La rapidité et l'intensité des sanctions économiques et financières décidées contre la Russie seraient efficaces, mais l'Europe devrait cesser d'acheter du pétrole et du gaz russes, a déclaré Joseph Stiglitz, lauréat du prix Nobel d'économie.
Dans un entretien accordé à l'AFP à Paris, l'économiste a déclaré en marge de la conférence sur l'avenir de l'Europe, l'impact des sanctions sur l'économie « La capacité [de la Russie] à (...) Cela va changer », a-t-il dit. « Ils ont perdu une quantité importante de matériel militaire et (...) Il devra être remplacé, mais possèdent-ils des capacités industrielles et financières ? C'est discutable. »
L'un des principaux facteurs du succès potentiel d'une sanction est « la rapidité avec laquelle les sanctions ont été imposées ».
Stiglitz, qui se félicite de la rapidité avec laquelle les Européens ont agi après l'invasion de l'Ukraine, a déclaré : « Si elle est mise en œuvre progressivement, [les Russes] peuvent s'adapter ».
Il estime toutefois qu'il est « difficile » de savoir si l'impact des sanctions sur la population et l'oligarchie russes permettra à Vladimir Poutine d'assouplir sa position sur l'Ukraine et le conflit qu'il a initié. Pour des sanctions telles que les restrictions à l'importation, le départ de certaines entreprises étrangères ou la dévaluation du rouble, « il y a trop de propagande pour de fausses informations selon lesquelles des citoyens russes accusent l'Occident et non Poutine ».

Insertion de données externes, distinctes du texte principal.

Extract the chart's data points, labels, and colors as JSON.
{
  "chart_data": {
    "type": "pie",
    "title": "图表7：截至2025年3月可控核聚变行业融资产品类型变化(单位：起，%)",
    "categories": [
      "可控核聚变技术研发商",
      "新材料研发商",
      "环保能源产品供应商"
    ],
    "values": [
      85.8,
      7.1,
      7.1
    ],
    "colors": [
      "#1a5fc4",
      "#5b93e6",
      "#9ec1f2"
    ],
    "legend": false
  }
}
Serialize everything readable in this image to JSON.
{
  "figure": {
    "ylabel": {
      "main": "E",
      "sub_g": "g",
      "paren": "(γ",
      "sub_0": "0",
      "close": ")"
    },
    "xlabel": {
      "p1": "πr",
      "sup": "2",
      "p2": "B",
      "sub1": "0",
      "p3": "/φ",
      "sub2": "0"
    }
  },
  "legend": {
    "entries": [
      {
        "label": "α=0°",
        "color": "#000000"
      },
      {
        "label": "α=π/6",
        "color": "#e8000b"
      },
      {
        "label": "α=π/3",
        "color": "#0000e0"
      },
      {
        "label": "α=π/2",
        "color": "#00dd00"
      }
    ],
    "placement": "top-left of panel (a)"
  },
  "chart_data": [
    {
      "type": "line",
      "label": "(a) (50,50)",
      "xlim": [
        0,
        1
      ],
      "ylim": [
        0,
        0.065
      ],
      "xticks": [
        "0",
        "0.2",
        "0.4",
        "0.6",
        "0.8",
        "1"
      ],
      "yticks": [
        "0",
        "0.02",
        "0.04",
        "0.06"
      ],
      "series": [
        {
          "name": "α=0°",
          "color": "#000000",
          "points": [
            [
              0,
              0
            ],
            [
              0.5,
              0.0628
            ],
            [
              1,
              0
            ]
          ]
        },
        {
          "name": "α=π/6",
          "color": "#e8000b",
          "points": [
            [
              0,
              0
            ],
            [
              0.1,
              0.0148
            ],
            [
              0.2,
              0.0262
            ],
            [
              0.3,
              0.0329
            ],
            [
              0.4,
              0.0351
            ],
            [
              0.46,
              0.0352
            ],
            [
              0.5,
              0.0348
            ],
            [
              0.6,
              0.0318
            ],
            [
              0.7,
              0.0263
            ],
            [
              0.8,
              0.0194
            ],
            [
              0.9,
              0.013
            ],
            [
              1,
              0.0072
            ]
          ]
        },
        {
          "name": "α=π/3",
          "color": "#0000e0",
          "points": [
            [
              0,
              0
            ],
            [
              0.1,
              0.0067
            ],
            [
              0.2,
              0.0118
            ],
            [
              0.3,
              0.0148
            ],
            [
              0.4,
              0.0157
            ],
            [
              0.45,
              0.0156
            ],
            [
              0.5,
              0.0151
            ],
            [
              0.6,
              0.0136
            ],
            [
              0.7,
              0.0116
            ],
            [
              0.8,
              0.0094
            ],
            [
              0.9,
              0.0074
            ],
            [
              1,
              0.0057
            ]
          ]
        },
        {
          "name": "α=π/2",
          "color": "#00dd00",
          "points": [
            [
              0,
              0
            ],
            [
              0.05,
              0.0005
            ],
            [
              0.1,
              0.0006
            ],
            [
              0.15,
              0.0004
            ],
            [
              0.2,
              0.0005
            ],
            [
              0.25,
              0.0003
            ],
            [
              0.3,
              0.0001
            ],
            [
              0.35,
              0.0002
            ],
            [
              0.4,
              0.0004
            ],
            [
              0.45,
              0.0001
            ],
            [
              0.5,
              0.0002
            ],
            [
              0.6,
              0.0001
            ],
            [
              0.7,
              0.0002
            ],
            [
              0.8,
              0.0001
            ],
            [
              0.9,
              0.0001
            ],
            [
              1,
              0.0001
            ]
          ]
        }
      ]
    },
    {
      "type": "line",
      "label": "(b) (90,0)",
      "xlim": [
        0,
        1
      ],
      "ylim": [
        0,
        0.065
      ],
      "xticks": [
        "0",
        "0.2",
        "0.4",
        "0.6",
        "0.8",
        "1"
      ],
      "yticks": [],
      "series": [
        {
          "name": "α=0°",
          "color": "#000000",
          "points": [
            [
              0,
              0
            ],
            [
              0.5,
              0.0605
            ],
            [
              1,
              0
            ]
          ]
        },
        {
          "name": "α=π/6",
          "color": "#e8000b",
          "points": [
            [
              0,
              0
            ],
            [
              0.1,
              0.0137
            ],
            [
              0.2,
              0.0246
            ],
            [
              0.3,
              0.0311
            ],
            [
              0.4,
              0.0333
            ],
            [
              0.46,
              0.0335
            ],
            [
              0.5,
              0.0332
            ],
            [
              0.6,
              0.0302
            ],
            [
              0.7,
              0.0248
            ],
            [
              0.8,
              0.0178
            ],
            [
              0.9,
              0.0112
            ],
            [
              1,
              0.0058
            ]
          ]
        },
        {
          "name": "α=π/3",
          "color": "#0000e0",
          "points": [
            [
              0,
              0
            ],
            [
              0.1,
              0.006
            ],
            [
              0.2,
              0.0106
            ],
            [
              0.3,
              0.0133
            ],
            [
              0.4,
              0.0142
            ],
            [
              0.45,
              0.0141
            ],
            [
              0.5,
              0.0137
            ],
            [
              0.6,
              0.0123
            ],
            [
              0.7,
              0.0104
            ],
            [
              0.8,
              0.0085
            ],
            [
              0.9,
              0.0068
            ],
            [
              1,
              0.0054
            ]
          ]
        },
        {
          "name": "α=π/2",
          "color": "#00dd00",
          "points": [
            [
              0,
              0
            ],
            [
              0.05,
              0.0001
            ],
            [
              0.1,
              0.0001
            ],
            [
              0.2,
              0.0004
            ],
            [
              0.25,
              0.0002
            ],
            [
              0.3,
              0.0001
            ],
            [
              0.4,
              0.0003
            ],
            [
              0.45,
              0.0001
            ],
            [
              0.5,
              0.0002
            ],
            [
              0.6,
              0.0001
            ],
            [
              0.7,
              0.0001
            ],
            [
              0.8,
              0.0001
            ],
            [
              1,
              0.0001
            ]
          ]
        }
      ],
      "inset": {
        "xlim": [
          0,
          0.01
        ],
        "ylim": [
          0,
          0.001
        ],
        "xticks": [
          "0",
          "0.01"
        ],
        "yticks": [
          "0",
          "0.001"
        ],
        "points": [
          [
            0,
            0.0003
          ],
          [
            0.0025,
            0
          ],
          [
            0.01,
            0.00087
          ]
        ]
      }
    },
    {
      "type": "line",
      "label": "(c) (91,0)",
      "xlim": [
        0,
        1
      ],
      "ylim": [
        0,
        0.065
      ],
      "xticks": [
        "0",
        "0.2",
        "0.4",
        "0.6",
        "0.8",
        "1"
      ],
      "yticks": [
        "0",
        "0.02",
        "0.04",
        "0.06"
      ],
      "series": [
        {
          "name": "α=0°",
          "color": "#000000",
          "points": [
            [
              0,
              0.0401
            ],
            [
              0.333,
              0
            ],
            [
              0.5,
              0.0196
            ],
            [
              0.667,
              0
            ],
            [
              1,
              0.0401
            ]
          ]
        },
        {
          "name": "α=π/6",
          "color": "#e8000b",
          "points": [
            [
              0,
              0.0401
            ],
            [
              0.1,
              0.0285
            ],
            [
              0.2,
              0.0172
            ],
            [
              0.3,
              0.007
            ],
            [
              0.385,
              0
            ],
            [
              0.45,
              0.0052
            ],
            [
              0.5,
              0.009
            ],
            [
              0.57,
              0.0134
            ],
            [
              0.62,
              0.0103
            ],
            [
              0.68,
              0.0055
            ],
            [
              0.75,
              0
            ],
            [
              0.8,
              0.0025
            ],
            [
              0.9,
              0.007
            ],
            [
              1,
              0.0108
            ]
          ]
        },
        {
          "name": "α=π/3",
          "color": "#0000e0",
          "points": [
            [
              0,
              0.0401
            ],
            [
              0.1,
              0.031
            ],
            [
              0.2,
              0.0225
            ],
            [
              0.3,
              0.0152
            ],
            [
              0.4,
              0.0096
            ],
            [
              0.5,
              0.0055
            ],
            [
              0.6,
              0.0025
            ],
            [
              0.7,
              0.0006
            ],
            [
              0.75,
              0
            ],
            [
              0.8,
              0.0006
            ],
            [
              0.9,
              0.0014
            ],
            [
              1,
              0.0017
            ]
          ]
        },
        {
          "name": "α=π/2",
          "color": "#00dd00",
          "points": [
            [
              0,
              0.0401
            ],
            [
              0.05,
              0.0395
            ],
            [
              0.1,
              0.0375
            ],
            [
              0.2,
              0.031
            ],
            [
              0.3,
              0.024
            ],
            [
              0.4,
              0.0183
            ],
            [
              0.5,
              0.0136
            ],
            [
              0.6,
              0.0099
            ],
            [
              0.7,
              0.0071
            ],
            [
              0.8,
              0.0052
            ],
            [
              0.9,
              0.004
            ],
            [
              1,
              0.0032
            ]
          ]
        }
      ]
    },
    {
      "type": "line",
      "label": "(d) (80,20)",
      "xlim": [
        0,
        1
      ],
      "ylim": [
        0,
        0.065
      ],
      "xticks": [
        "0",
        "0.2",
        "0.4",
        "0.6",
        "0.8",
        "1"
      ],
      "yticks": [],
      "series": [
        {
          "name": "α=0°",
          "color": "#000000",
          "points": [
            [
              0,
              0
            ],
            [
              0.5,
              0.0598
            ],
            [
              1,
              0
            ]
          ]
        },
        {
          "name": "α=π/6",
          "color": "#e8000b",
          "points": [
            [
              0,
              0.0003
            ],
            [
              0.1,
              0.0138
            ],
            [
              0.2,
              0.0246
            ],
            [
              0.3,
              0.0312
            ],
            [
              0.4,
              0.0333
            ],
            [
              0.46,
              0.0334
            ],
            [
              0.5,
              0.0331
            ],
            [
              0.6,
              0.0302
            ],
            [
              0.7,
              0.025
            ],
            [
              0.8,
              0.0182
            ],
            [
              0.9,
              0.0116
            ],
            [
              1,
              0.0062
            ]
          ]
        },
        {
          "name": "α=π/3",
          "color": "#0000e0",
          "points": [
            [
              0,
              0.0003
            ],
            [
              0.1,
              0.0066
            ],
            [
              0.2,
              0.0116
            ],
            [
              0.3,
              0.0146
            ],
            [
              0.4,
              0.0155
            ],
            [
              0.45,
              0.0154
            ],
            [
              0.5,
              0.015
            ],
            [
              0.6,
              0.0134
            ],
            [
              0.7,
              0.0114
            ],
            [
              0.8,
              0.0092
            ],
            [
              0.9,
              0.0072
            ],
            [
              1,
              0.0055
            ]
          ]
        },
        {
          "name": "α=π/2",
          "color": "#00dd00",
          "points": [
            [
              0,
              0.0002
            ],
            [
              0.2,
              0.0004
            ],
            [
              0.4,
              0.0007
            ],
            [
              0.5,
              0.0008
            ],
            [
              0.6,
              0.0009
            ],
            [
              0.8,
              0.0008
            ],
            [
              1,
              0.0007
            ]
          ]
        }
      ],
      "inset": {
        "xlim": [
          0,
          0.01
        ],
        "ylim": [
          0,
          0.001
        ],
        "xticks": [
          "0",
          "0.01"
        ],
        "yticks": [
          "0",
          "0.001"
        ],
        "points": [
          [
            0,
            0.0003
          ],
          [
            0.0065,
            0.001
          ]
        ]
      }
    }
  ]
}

Il estime toutefois que les Européens devraient « cesser d'acheter du gaz et du pétrole russes », ce qui permet au régime de financer plus facilement la guerre en Ukraine.
Selon lui, l'impact entre les pays européens, plus ou moins dépendants du gaz russe, « peut être compensé en partageant le fardeau ».
Pour le moment, l'Union européenne exclut la suspension des achats russes de pétrole et de gaz, une mesure déjà prise par l'administration Biden aux États-Unis. Certains pays, tels que l'Allemagne ou les pays baltes, qui importent plus de la moitié du gaz de Russie, n'ont pas d'alternative à court terme.
L'économiste a déclaré que l'Europe et les États-Unis pourraient « exercer une énorme pression sur l'Arabie saoudite, Abu Dhabi ou les Émirats arabes unis et assouplir les sanctions contre l'Iran et le Venezuela pour des approvisionnements supplémentaires en pétrole ».
Il a également estimé que l'Europe et les États-Unis devaient « faire ce qu'ils peuvent pour protéger les pays et les individus les plus touchés » par les sanctions sur leur territoire.
« Dans certaines démocraties, certains groupes peuvent souffrir [des sanctions] et manifester, et des partis politiques peuvent profiter de ces manifestations. » Il met en garde, appelant à une action commune contre le budget au niveau de l'Union européenne.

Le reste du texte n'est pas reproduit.